“If Human Ears Were Tuned to Bat Frequencies": Inaudible Sound and the Sciences of Bat Echolocation

Oct 27, 2022 | by
  • Description

This report provides draft excerpts from my PhD dissertation titled "The Inaudible Sounds of Science and Medicine: Animals and Media from the Galton Whistle to Bat Echolocation," a chapter of which explores the laboratory work of Donald R. Griffin – and especially the emergence of the concept of bat echolocation – as it contributed to a sonic history of "ultrasound" and other typologies of liminal sound vibrations. Such "inaudible sounds" repeatedly defied amplification (efforts to make them louder); their frequencies were too high or too low to vibrate the human eardrum. But humans have long suspected that insects, bats, dogs, and other animals could hear them and communicate through them. The following research on bat echolocation in the Griffin laboratory is one aspect of a much more comprehensive historical project, which platforms nonhuman listeners in 19th- and 20th-century experimental contexts as they repeatedly pushed the limitations of human hearing. Broadly speaking, the dissertation suggests that animal figures are useful vectors for exploring an expanded history of sounds, including high-pitched frequencies, in science and medicine.
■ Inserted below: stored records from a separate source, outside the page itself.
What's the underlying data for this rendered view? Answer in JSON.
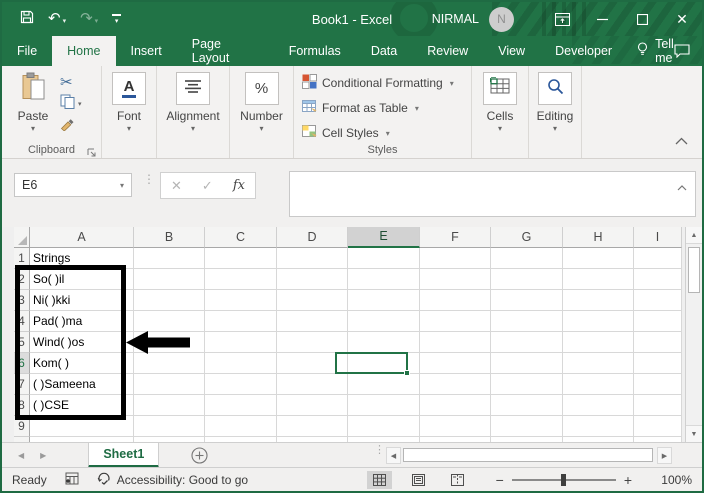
{
  "titlebar": {
    "title": "Book1 - Excel",
    "user": "NIRMAL",
    "avatar_initial": "N"
  },
  "tabs": {
    "items": [
      {
        "label": "File",
        "active": false
      },
      {
        "label": "Home",
        "active": true
      },
      {
        "label": "Insert",
        "active": false
      },
      {
        "label": "Page Layout",
        "active": false
      },
      {
        "label": "Formulas",
        "active": false
      },
      {
        "label": "Data",
        "active": false
      },
      {
        "label": "Review",
        "active": false
      },
      {
        "label": "View",
        "active": false
      },
      {
        "label": "Developer",
        "active": false
      }
    ],
    "tell_me": "Tell me"
  },
  "ribbon": {
    "paste_label": "Paste",
    "clipboard_group": "Clipboard",
    "font_label": "Font",
    "alignment_label": "Alignment",
    "number_label": "Number",
    "styles_items": [
      "Conditional Formatting",
      "Format as Table",
      "Cell Styles"
    ],
    "styles_group": "Styles",
    "cells_label": "Cells",
    "editing_label": "Editing"
  },
  "formula_bar": {
    "name_box": "E6",
    "fx_label": "fx",
    "content": ""
  },
  "grid": {
    "columns": [
      "A",
      "B",
      "C",
      "D",
      "E",
      "F",
      "G",
      "H",
      "I"
    ],
    "rows": [
      "1",
      "2",
      "3",
      "4",
      "5",
      "6",
      "7",
      "8",
      "9"
    ],
    "selected_column": "E",
    "selected_row": "6",
    "selected_cell": "E6",
    "column_a_values": [
      "Strings",
      "So( )il",
      "Ni( )kki",
      "Pad( )ma",
      "Wind( )os",
      "Kom( )",
      "( )Sameena",
      "( )CSE",
      ""
    ]
  },
  "sheet_bar": {
    "active_tab": "Sheet1"
  },
  "status_bar": {
    "mode": "Ready",
    "accessibility": "Accessibility: Good to go",
    "zoom_level": "100%"
  },
  "colors": {
    "accent_green": "#217346",
    "selection_green": "#217346",
    "annotation_black": "#000000"
  }
}
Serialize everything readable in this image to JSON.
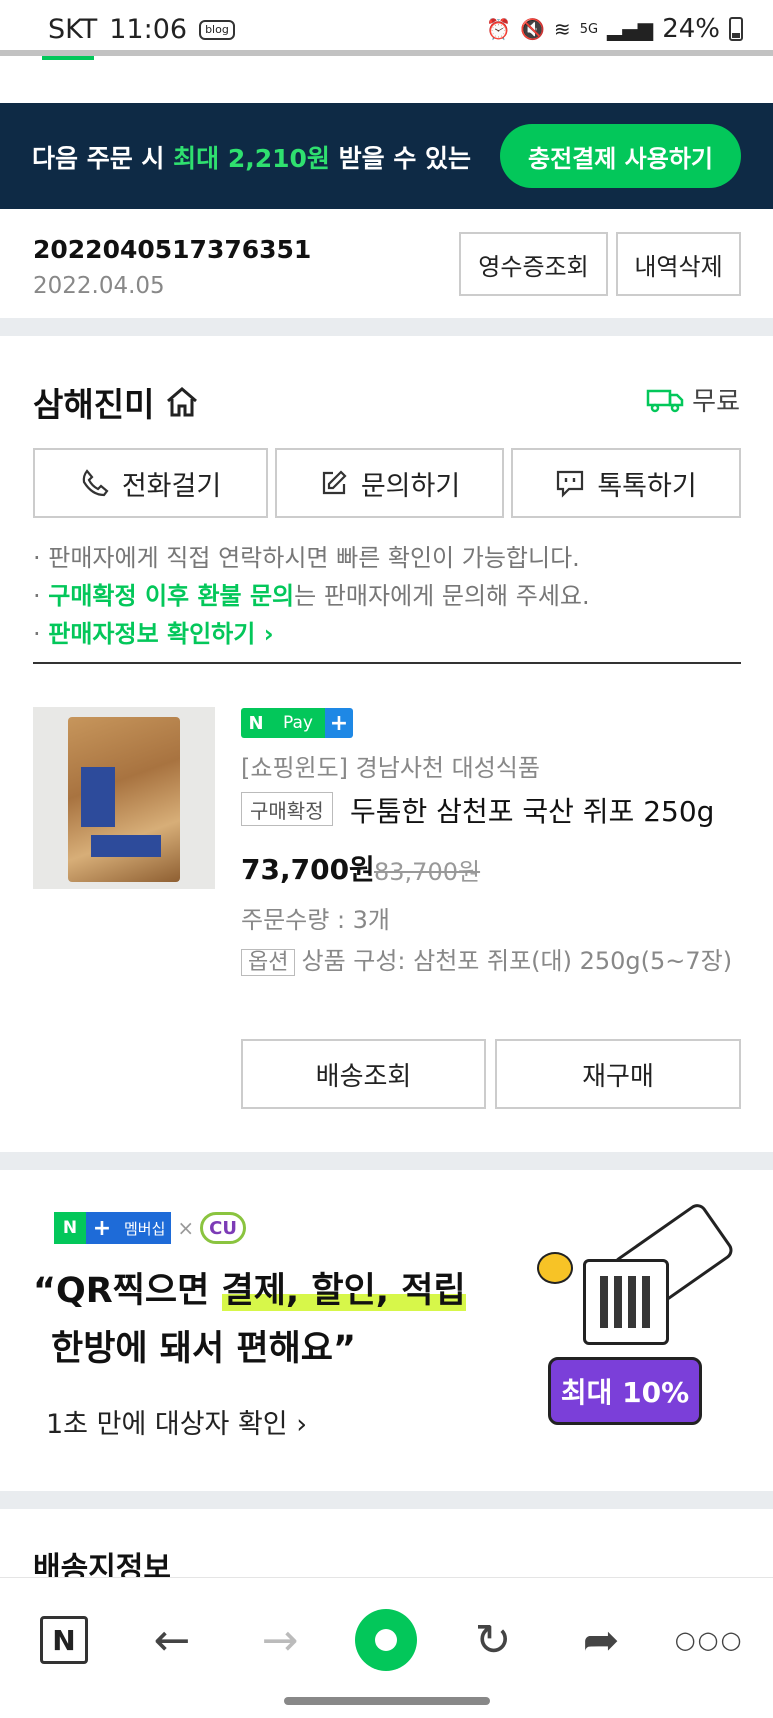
{
  "status_bar": {
    "carrier": "SKT",
    "time": "11:06",
    "blog_badge": "blog",
    "battery": "24%",
    "network": "5G"
  },
  "promo": {
    "text_pre": "다음 주문 시 ",
    "text_highlight": "최대 2,210원",
    "text_post": " 받을 수 있는",
    "button": "충전결제 사용하기"
  },
  "order": {
    "number": "2022040517376351",
    "date": "2022.04.05",
    "receipt_button": "영수증조회",
    "delete_button": "내역삭제"
  },
  "seller": {
    "name": "삼해진미",
    "shipping_fee": "무료",
    "buttons": {
      "call": "전화걸기",
      "inquiry": "문의하기",
      "talk": "톡톡하기"
    },
    "notices": {
      "n1": "판매자에게 직접 연락하시면 빠른 확인이 가능합니다.",
      "n2_highlight": "구매확정 이후 환불 문의",
      "n2_rest": "는 판매자에게 문의해 주세요.",
      "n3": "판매자정보 확인하기"
    }
  },
  "product": {
    "npay": {
      "n": "N",
      "pay": "Pay",
      "plus": "+"
    },
    "shop": "[쇼핑윈도] 경남사천 대성식품",
    "status": "구매확정",
    "name": "두툼한 삼천포 국산 쥐포 250g",
    "price": "73,700원",
    "original_price": "83,700원",
    "quantity": "주문수량 : 3개",
    "option_tag": "옵션",
    "option_text": "상품 구성: 삼천포 쥐포(대) 250g(5~7장)",
    "track_button": "배송조회",
    "rebuy_button": "재구매"
  },
  "ad": {
    "badge_n": "N",
    "badge_plus": "+",
    "badge_membership": "멤버십",
    "badge_x": "×",
    "badge_cu": "CU",
    "head_open": "“QR찍으면 ",
    "head_mark": "결제, 할인, 적립",
    "head_line2": "한방에 돼서 편해요”",
    "sub": "1초 만에 대상자 확인",
    "discount": "최대 10%"
  },
  "shipping_title": "배송지정보",
  "bottom_nav": {
    "home": "N"
  },
  "colors": {
    "accent": "#03c75a",
    "banner_bg": "#0e2a45",
    "purple": "#7b3fd9"
  }
}
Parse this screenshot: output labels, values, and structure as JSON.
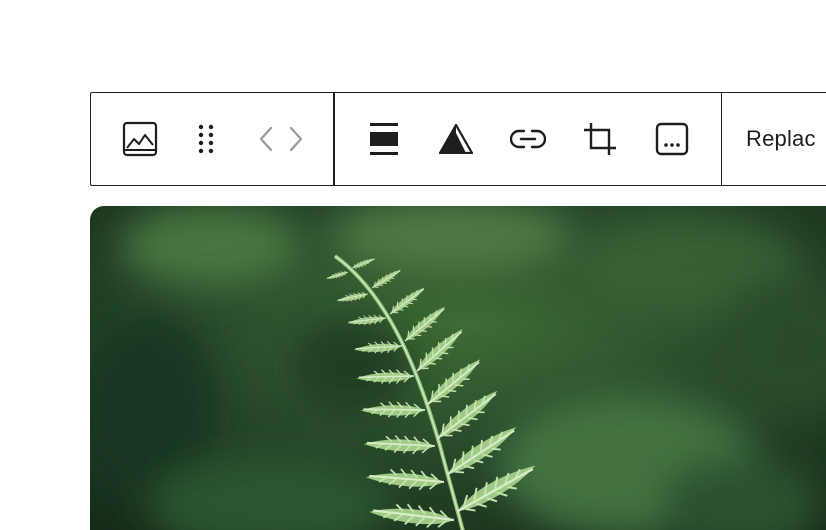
{
  "toolbar": {
    "block_type_icon": "image-icon",
    "drag_handle_icon": "drag-handle-icon",
    "move_icon": "move-left-right-icon",
    "align_icon": "align-wide-icon",
    "duotone_icon": "duotone-filter-icon",
    "link_icon": "link-icon",
    "crop_icon": "crop-icon",
    "text_overlay_icon": "more-text-icon",
    "replace_label": "Replac"
  },
  "image": {
    "subject": "fern-photo",
    "accent_colors": [
      "#1f3d1f",
      "#8ec07a",
      "#5a8a4a"
    ]
  }
}
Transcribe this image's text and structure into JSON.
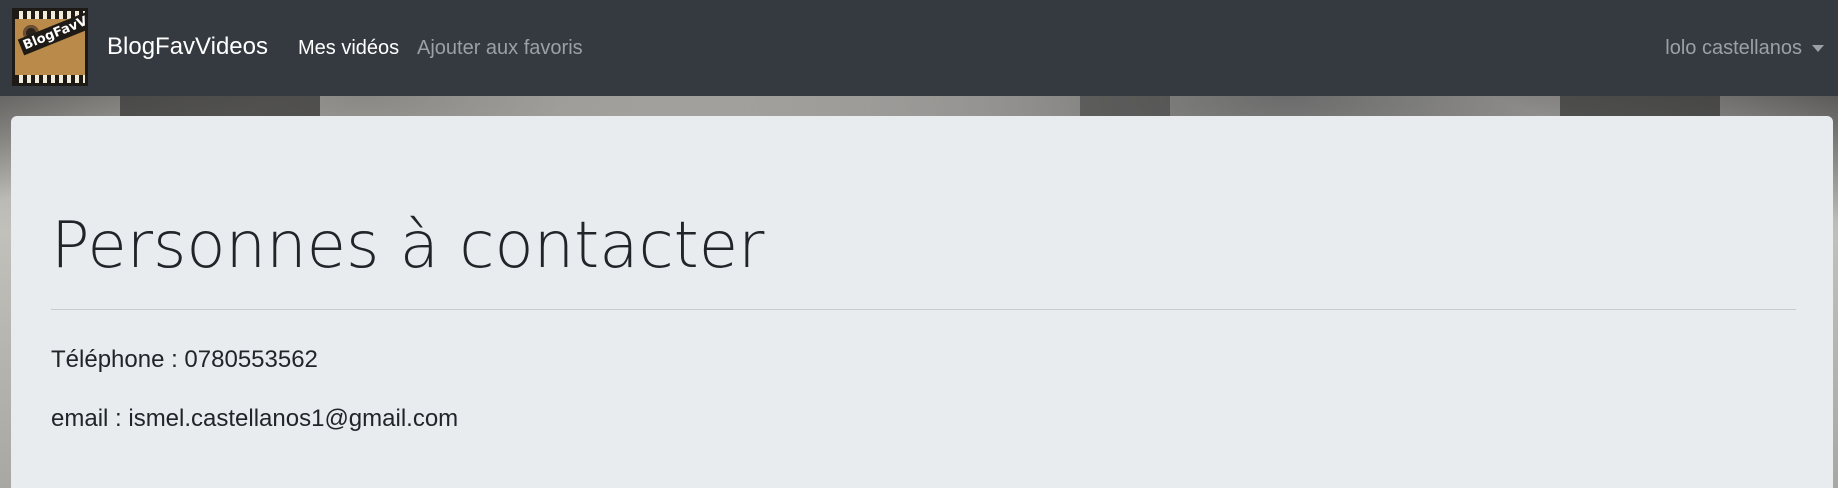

My objective is to better understand how scientists designed media and choreographed animal listeners in order to make meaning from the sounds they could not hear on their own. I am most invested in understanding how humans exploited, collaborated with, and coexisted with animals to make sense of the insensible – or, to understand the unheard bestial worlds of communication. 

 

In this report, I draw on material from the Donald R. Griffin Papers, held at the Rockefeller Archive Center, which includes a vast array of Griffin's laboratory notebooks, correspondences, sound films, newspaper clippings, and publications. The analysis spans the years between Donald Griffin's first experiment on bat navigation in the dark (1938) – conducted during his early graduate training years – and his postwar research on the physical principles of bat pulses into the 1960s.  More specifically, I characterize the ways in which various forms of media were deployed in experimental settings to study bats and the inaudible sounds emitted by them for orienting their bodies in flight. Scientists and collaborators of the Griffin lab relied on an array of mixed media, from the sound transposing devices of Harvard physicist George W. Pierce, to mechanical-visual apparatuses such as cathode-ray oscillograms and sound spectrographs, through to hand-written laboratory notes and printed correspondences and – ultimately – the bats themselves, to answer their questions. Furthermore, I explore the epistemic techniques of listening for sound and silence in the Griffin laboratory, in which the ears and eyes of scientists interfaced with special acoustic media to produce certain knowledges about bats and their patterns of flight. This project also engages with the highly militarized scientific contexts that constituted Griffin's work on bat echolocation.